If the vaccine works to prevent cervical HPV-16 and HPV-18 infection in women, it may well work to prevent anal HPV-16 and HPV-18 infection and AIN associated with these types. The Merck vaccine is also active against HPV-6 and HPV-11, which has the additional advantage of potentially preventing anal warts, an important problem among MSM. Research is needed on the efficacy of the HPV vaccine in men and specifically on the prevention of AIN in men and women. Its potential utility should also be explored in HIV-positive men and women.
It is also important to remember that HPV infection is typically acquired soon after initiation of sexual activity. To be maximally effective, HPV vaccination would ideally be done prior to this point.

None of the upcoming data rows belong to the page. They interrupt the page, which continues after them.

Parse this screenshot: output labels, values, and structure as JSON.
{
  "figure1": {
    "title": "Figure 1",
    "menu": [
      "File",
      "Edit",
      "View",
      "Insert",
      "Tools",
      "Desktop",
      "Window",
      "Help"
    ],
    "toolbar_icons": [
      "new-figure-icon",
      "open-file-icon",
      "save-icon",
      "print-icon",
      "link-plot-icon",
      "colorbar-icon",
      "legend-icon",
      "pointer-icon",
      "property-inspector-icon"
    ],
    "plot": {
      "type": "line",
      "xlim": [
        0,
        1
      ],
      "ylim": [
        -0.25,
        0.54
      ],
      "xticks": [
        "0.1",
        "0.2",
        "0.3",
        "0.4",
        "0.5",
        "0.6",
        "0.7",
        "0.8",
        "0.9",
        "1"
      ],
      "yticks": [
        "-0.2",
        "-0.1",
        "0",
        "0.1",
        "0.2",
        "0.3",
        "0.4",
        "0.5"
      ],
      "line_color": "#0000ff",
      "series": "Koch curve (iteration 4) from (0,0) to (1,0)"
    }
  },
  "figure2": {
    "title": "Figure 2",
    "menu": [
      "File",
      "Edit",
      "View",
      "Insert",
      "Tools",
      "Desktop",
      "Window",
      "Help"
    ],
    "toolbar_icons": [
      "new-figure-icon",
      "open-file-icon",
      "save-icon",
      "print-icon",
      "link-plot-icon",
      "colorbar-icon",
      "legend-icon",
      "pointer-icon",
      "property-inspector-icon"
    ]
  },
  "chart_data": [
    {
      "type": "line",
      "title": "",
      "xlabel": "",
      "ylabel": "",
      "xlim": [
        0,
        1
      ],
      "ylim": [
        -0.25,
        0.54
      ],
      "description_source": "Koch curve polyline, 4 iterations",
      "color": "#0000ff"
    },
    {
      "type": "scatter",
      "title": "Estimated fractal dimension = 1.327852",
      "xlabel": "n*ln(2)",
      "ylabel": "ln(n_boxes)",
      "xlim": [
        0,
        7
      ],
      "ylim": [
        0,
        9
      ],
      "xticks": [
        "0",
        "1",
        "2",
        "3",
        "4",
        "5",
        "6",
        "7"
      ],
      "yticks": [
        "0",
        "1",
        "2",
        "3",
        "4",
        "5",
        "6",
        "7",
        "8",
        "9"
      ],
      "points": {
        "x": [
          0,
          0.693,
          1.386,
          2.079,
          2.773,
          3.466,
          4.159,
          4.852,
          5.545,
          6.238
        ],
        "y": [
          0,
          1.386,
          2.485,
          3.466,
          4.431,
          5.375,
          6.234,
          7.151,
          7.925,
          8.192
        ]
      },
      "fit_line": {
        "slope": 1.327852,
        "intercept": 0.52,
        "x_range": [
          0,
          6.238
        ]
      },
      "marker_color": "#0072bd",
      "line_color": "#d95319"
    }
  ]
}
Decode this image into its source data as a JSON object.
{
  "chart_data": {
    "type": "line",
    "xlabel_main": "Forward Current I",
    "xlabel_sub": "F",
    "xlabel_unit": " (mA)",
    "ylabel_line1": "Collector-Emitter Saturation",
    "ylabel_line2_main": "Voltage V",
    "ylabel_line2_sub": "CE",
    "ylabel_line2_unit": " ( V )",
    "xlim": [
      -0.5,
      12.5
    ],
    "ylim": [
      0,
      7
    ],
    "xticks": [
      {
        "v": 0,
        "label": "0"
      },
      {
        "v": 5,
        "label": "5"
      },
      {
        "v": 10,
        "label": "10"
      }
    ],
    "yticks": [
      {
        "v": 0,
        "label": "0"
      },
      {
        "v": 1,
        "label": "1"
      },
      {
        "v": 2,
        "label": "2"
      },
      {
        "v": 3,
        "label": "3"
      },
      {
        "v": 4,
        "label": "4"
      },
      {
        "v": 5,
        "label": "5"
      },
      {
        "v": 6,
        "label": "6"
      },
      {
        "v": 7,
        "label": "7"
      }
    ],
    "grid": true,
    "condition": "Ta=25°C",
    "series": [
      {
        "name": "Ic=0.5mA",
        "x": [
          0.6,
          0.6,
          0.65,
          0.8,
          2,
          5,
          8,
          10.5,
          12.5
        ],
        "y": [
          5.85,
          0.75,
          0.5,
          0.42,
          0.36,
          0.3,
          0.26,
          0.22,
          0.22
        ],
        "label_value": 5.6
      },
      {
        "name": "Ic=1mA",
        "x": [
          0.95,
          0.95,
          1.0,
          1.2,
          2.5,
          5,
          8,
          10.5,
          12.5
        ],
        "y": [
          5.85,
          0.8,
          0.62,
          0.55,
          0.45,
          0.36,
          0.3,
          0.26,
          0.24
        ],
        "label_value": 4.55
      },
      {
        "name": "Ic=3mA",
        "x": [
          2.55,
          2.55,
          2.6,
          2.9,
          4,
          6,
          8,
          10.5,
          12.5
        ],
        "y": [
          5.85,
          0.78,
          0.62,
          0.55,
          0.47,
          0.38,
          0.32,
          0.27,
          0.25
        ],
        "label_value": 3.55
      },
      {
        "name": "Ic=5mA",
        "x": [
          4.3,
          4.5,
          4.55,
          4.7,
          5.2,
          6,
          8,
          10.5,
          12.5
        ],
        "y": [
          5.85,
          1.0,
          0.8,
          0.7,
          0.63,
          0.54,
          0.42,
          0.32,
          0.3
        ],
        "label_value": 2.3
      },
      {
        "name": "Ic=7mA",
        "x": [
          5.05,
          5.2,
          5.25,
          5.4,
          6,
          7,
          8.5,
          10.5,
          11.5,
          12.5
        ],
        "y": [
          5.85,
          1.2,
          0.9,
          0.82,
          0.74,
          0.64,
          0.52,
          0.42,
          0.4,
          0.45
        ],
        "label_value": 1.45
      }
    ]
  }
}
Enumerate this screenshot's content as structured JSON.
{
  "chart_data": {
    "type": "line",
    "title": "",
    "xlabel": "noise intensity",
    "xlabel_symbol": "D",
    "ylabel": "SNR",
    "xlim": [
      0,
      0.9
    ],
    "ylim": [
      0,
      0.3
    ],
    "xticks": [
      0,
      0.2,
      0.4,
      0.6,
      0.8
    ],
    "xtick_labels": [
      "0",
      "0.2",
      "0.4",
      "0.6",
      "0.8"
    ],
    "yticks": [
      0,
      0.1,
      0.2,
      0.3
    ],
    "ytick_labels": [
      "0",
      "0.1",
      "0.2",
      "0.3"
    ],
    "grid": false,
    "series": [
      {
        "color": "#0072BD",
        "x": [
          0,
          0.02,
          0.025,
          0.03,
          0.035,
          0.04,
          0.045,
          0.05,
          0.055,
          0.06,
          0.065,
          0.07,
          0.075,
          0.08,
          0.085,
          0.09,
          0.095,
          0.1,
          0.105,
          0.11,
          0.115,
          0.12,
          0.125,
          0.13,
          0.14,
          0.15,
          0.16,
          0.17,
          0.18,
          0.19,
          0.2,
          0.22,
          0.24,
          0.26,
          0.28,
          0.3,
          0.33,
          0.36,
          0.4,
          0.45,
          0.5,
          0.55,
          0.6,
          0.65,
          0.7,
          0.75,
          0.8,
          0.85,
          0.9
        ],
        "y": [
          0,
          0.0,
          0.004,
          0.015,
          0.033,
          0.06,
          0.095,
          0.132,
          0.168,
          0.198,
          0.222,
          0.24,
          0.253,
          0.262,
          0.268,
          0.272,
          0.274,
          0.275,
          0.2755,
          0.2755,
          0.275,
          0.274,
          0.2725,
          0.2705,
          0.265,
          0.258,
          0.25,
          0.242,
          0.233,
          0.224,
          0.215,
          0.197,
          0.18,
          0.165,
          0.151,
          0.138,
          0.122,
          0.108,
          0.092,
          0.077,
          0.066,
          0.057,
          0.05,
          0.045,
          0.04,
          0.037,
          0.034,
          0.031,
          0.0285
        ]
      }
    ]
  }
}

This means that the best time to vaccinate both men and women would be in early adolescence or possibly sooner, depending on the duration of vaccine protection.
Despite the great long-term promise to substantially reduce the incidence of AIN and anal cancer, a word of caution about the HPV vaccines is in order. HPV-16 and HPV-18 account for approximately 70% of cervical cancers, and a similar or higher proportion of anal cancers. The vaccines appear to be type-specific and they likely will not prevent infection with other oncogenic HPV types. It may be that we will still need to screen and treat for AIN, even if the vaccine is used by all at-risk men and women, and even if the vaccines perform perfectly in real-life conditions. It is similarly envisioned that screening for CIN will still be required in vaccinated women, albeit at possibly longer intervals. Second generation vaccines that contain additional oncogenic HPV types are on the drawing board and may mitigate this problem. But in the meantime, we need to assume that there will be a continued need to screen and treat for AIN, even if the HPV vaccines lead to reduced intensity of such a program. Lastly, we must remember that these vaccines have not been shown to have therapeutic potential, and even if the vaccines work perfectly, we will still need to care for the millions of men and women who have already been exposed to HPV-16 and HPV-18, and who are at risk of anal cancer in the future.